Southampton academy graduate Sam McQueen has opened up on his retirement from the game at the age of just 26.
McQueen’s retirement was announced on New Year’s Day following more than three years out of the game after sustaining a knee ligament injury back in October 2018.
McQueen tried to get back in the game after snapping his anterior cruciate ligament [ACL] but revealed how debilitating the injury and time away from football can be.
In an interview with the Saints’ official website, McQueen chronicled his struggles with pain, training, and mental health, offering a rare insight into what an injured player goes through.
An ACL injury is a relatively common but destructive injury in football, and McQueen had the worst possible response to treatment.
“I just twisted my knee trying to clear a ball. I heard it snap, and knew instantly it was an ACL,” he told southamptonfc.com.
“The week before Christmas I started getting hot flushes and found out I had an infection.
“I got rushed up to London to have some emergency surgery to try and flush the infection out of my knee.
“Then I started getting hot flushes and bad pain again, in my knee, and found out the infection had come back – the same infection.
“I had to rush up to London again to see the surgeon and redo the whole operation, taking ligaments from my other leg to put the knee right that had unfortunately not gone successfully the first time.
“I had that last surgery in July 2019, so from November 2018 to July 2019 it was probably about nine different surgeries.”
McQueen then revealed that despite his best efforts to get back to playing football for his boyhood club, his knee had destroyed his chances.
His body had deteriorated and had been thrown off kilter, meaning that not only was training nearly impossible, but other injuries were guaranteed.
“For the last two years I’ve been coming in six days a week, doing everything I can that you’d normally do after an ACL rehab – lots of gym work, lots of pool sessions,” he explained before the retirement announcement.
“It’s just the amount of time I had not on my feet and running has caused my body to decondition to such a level that now, if I try to join in any parts of training, I just continually get muscle tears in certain areas, and my knee is not able to cope.
“They’ve advised me that I probably won’t be able to play football for much longer, even if I do manage to get back.”
McQueen, who turns 27 in February, also candidly revealed that his mental health took a huge knock whilst away from the game.

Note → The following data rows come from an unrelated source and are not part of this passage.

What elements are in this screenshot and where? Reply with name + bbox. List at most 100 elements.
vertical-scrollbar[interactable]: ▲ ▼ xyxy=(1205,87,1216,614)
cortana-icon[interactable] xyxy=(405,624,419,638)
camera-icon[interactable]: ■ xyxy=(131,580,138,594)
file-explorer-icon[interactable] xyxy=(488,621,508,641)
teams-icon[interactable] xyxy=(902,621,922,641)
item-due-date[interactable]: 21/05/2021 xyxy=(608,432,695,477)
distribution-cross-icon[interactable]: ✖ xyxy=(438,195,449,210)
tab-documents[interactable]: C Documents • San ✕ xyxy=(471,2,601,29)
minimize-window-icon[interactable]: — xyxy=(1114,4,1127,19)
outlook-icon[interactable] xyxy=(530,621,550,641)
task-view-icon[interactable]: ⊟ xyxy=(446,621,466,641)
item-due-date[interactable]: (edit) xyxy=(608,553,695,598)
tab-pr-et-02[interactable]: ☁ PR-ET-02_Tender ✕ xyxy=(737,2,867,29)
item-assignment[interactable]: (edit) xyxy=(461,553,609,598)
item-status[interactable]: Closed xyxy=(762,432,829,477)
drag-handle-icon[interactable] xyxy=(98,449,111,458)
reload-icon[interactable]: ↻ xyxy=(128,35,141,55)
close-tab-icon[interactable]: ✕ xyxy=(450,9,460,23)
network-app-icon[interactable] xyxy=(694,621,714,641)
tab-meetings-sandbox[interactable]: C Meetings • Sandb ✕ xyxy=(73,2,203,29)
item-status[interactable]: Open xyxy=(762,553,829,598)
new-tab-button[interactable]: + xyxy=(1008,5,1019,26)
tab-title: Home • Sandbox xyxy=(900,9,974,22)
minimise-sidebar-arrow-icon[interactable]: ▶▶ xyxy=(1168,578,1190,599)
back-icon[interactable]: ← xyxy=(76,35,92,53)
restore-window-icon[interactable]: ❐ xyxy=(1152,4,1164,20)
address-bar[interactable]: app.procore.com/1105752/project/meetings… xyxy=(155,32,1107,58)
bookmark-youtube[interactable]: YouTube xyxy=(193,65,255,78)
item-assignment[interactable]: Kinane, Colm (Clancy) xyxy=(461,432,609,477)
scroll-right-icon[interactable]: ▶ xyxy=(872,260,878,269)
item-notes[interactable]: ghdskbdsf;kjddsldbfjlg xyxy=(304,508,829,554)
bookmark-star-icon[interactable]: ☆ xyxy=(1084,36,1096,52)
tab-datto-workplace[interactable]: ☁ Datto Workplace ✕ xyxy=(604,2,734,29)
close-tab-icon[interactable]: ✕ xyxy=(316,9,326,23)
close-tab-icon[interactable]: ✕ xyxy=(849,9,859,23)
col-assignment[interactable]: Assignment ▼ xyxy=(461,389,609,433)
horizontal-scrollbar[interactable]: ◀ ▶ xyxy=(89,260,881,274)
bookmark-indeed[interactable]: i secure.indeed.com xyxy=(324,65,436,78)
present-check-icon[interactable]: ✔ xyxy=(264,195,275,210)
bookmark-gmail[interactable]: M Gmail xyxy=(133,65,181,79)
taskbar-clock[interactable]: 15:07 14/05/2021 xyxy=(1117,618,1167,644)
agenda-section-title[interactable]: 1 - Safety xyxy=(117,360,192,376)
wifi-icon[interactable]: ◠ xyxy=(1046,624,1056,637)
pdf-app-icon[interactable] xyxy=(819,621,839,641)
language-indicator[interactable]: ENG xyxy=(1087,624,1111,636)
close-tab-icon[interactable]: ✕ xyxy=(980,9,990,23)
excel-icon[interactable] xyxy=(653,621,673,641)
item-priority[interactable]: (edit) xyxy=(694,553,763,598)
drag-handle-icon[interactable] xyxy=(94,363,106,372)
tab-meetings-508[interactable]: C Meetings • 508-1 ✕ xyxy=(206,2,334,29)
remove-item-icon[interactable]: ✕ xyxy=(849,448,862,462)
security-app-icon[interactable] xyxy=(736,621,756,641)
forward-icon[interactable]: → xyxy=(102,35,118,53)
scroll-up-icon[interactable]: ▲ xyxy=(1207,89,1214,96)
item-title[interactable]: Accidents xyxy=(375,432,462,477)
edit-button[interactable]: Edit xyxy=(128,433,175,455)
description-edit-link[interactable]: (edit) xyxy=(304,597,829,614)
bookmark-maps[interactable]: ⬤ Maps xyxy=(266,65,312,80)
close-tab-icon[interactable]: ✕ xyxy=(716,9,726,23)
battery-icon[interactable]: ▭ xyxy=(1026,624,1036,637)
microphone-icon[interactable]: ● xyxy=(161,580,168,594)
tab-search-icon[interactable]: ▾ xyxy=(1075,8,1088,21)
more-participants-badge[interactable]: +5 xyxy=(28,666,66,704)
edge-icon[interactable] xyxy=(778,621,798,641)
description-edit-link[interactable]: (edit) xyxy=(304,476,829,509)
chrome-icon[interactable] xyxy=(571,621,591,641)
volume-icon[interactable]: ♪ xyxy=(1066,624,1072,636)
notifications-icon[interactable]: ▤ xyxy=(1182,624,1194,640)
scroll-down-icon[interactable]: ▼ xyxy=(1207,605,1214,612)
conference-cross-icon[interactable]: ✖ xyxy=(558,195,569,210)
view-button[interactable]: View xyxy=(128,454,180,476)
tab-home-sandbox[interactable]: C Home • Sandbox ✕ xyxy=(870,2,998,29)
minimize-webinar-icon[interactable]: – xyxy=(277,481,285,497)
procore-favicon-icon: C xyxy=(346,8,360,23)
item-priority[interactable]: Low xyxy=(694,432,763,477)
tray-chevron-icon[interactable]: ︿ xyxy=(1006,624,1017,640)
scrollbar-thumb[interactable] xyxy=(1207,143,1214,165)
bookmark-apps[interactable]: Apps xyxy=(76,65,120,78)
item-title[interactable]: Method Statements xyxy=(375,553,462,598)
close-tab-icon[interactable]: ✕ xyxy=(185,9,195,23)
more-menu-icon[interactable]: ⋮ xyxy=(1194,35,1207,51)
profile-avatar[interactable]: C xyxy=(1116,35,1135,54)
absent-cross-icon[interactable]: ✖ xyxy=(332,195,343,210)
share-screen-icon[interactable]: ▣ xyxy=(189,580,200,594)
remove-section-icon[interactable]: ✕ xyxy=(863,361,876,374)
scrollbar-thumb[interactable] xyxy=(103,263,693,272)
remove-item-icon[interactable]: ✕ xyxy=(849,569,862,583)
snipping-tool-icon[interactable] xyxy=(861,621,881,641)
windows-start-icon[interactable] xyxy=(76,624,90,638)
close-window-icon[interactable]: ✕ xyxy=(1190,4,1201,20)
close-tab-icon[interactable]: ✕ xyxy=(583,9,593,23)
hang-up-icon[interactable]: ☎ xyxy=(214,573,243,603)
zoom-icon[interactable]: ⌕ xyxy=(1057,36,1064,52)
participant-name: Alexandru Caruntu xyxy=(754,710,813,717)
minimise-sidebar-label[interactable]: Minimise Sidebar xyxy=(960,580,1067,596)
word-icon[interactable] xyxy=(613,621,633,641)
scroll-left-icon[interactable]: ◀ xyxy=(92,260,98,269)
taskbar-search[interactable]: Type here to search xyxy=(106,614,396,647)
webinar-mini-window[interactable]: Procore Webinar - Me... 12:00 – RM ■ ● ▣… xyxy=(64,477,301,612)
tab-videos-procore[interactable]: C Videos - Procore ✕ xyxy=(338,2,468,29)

It became clear that he wasn’t fully prepared to deal with the trauma, and needed help to get through the dark times.
“I didn’t maintain a positive attitude; I became quite depressed,” McQueen said.
“I probably had six months of counselling, which was much needed and helped me a little bit, but I still wasn’t able to be there for my family and friends.
“It was only when I found out my partner was pregnant and I had a son due in about six months’ time that it gave me a bit of a kick up the arse to try and make things better and have a positive outlook, because I’d given up. I wasn’t able to deal with the injury and the things that had happened within the family.
“I’m open and happy now to say I wasn’t capable of dealing with those things. I thought I was capable of anything – I thought I was Superman when I was playing Premier League football.
“I was completely unaware that I had no capability to deal with any emotional or personal traumas. When it hit me, it ruined me for a certain amount of time. It’s taken three years for my mind to start to process it and start to feel like myself again. The journey is still ongoing with that.”
McQueen does appear to be out of the other side though, looking back on his career fondly despite it sadly being cut short.
“I’m ridiculously lucky to have done what I’ve done in my short football career,” he said.
“I feel like I could’ve done a lot more – I wanted to try and reach Champions League level as a target I had in my head as a kid. That’s just where I would’ve loved to play, but I’m very proud of the things I have achieved here.
“Sad that there wasn’t more, but later in life, to be able to look back at the memories I have of playing against Inter Milan and being around a Premier League team and travelling with the squad – all those things about being part of a team and the passion of the fans.
“My deepest wish at the moment is beyond happiness for my family and friends.
“After that, I’ll just try to make the most of the rest of the life that I’ve got. The world is my oyster – I can do anything that I want really, and I’m excited about that.
“I’m starting to open my mind up to the options out in the world, and looking forward to cherishing that with my partner and children.”